Ardmore is the Highland distillery that most people associate with peat, though its smoke is gentler than its Islay cousins — more heathery ember than maritime bonfire. The distillery was built in 1898 by William Teacher to provide the backbone for Teacher's Highland Cream, and it continues to fill that role today. Independent bottlings offer a glimpse of the spirit unblended and uncompromised.
This Wilson & Morgan release was distilled in 2010 and bottled in 2022 after twelve years in refill barrels with an Islay cask finish. That secondary maturation is the twist: the spirit picks up a breath of coastal character — sea spray, iodine — that sits alongside Ardmore's own earthy peat. It is bottled at 46%, unchillfiltered, in Wilson & Morgan's Classic Selection range.

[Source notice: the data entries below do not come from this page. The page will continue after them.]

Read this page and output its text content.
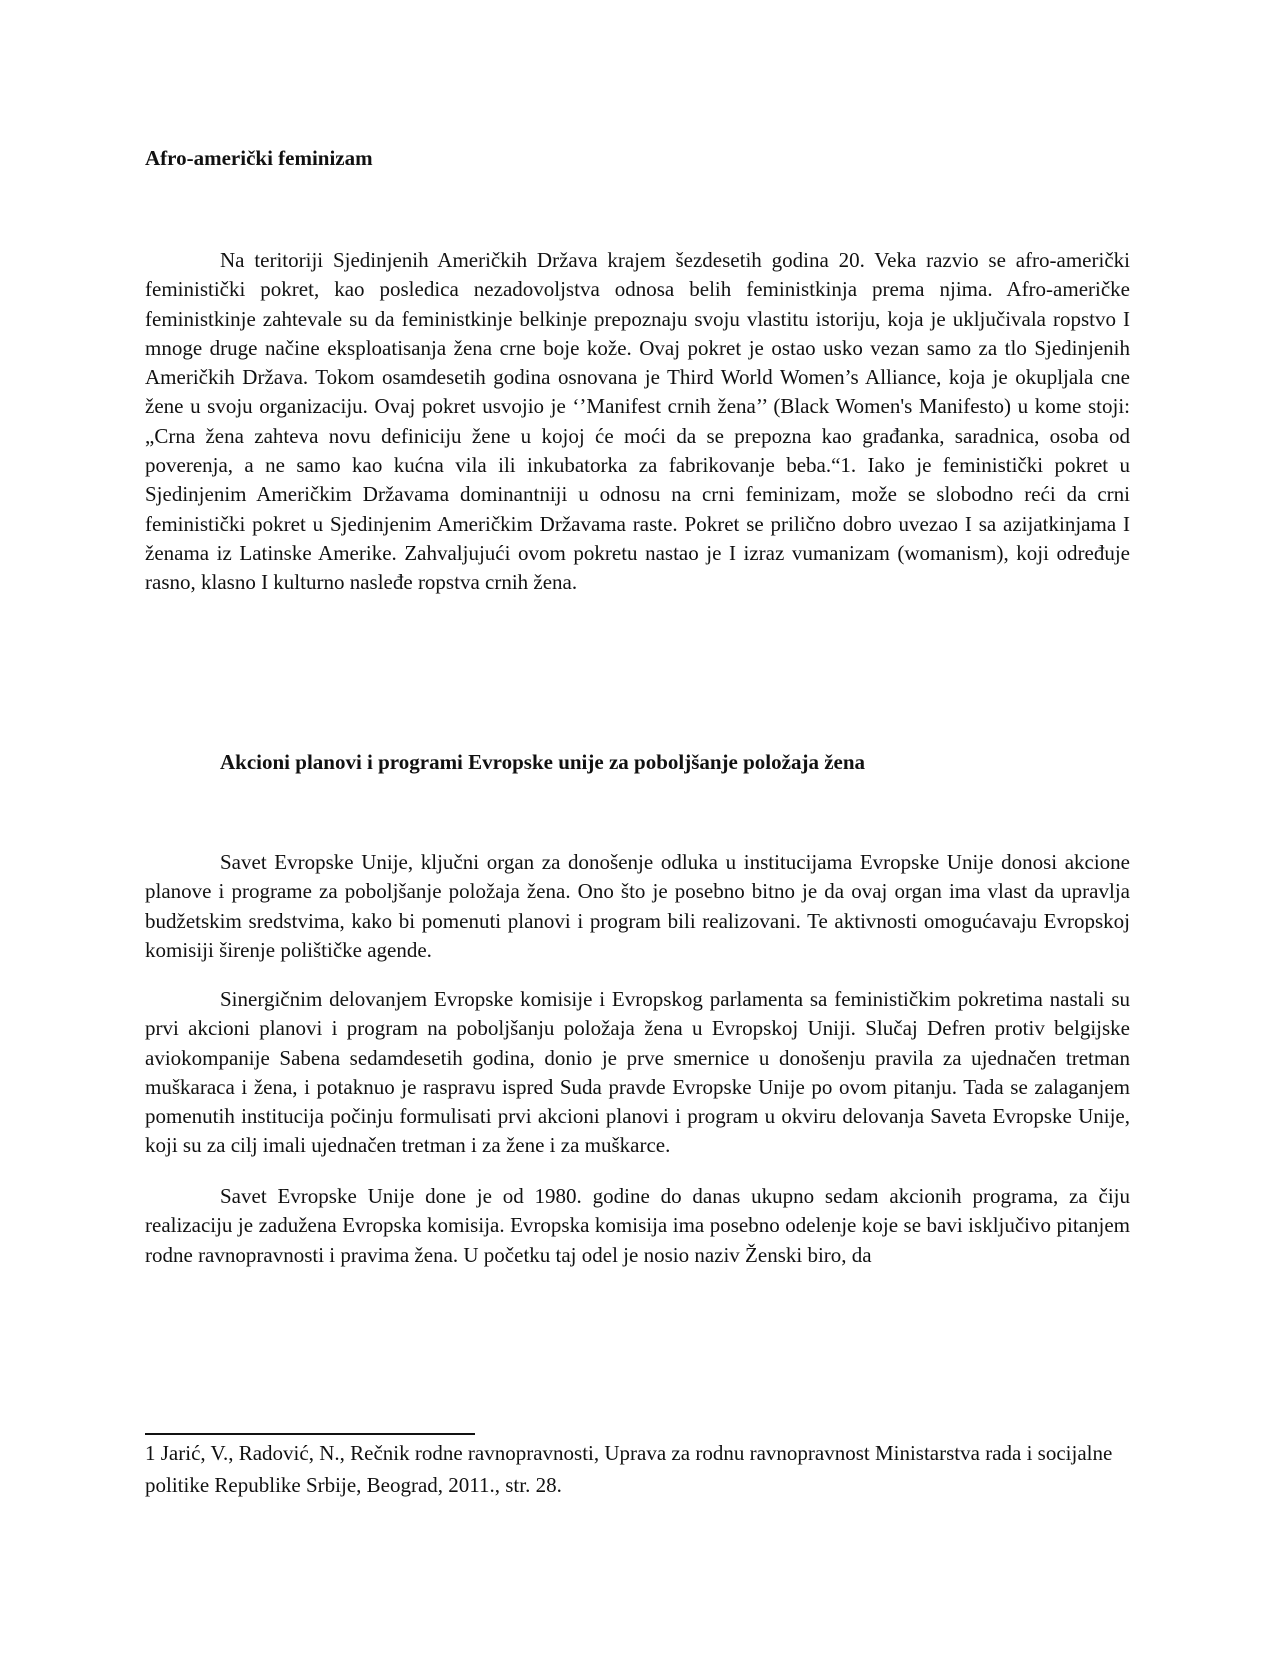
Afro-američki feminizam

Na teritoriji Sjedinjenih Američkih Država krajem šezdesetih godina 20. Veka razvio se afro-američki feministički pokret, kao posledica nezadovoljstva odnosa belih feministkinja prema njima. Afro-američke feministkinje zahtevale su da feministkinje belkinje prepoznaju svoju vlastitu istoriju, koja je uključivala ropstvo I mnoge druge načine eksploatisanja žena crne boje kože. Ovaj pokret je ostao usko vezan samo za tlo Sjedinjenih Američkih Država. Tokom osamdesetih godina osnovana je Third World Women’s Alliance, koja je okupljala cne žene u svoju organizaciju. Ovaj pokret usvojio je ‘’Manifest crnih žena’’ (Black Women's Manifesto) u kome stoji: „Crna žena zahteva novu definiciju žene u kojoj će moći da se prepozna kao građanka, saradnica, osoba od poverenja, a ne samo kao kućna vila ili inkubatorka za fabrikovanje beba.“1. Iako je feministički pokret u Sjedinjenim Američkim Državama dominantniji u odnosu na crni feminizam, može se slobodno reći da crni feministički pokret u Sjedinjenim Američkim Državama raste. Pokret se prilično dobro uvezao I sa azijatkinjama I ženama iz Latinske Amerike. Zahvaljujući ovom pokretu nastao je I izraz vumanizam (womanism), koji određuje rasno, klasno I kulturno nasleđe ropstva crnih žena.

Akcioni planovi i programi Evropske unije za poboljšanje položaja žena

Savet Evropske Unije, ključni organ za donošenje odluka u institucijama Evropske Unije donosi akcione planove i programe za poboljšanje položaja žena. Ono što je posebno bitno je da ovaj organ ima vlast da upravlja budžetskim sredstvima, kako bi pomenuti planovi i program bili realizovani. Te aktivnosti omogućavaju Evropskoj komisiji širenje polištičke agende.

Sinergičnim delovanjem Evropske komisije i Evropskog parlamenta sa feminističkim pokretima nastali su prvi akcioni planovi i program na poboljšanju položaja žena u Evropskoj Uniji. Slučaj Defren protiv belgijske aviokompanije Sabena sedamdesetih godina, donio je prve smernice u donošenju pravila za ujednačen tretman muškaraca i žena, i potaknuo je raspravu ispred Suda pravde Evropske Unije po ovom pitanju. Tada se zalaganjem pomenutih institucija počinju formulisati prvi akcioni planovi i program u okviru delovanja Saveta Evropske Unije, koji su za cilj imali ujednačen tretman i za žene i za muškarce.

Savet Evropske Unije done je od 1980. godine do danas ukupno sedam akcionih programa, za čiju realizaciju je zadužena Evropska komisija. Evropska komisija ima posebno odelenje koje se bavi isključivo pitanjem rodne ravnopravnosti i pravima žena. U početku taj odel je nosio naziv Ženski biro, da

1 Jarić, V., Radović, N., Rečnik rodne ravnopravnosti, Uprava za rodnu ravnopravnost Ministarstva rada i socijalne politike Republike Srbije, Beograd, 2011., str. 28.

The nose is surprisingly gentle for a peated Highland malt. Breezy sea air, heather, pine needles, and a soft floral quality — almost perfumed — with a faint talcum powder note beneath. The palate is clean and drier than expected, the peat sitting on a relatively delicate note alongside lemon zest, cut grass, and a savoury edge. The Islay cask finish adds depth without domination.
The finish is medium, with the smoke fading into a citrus-tinged dryness. It is an elegant expression of Ardmore — proof that peat need not mean power, and that the right cask finish can add a new dimension without erasing the distillery's identity.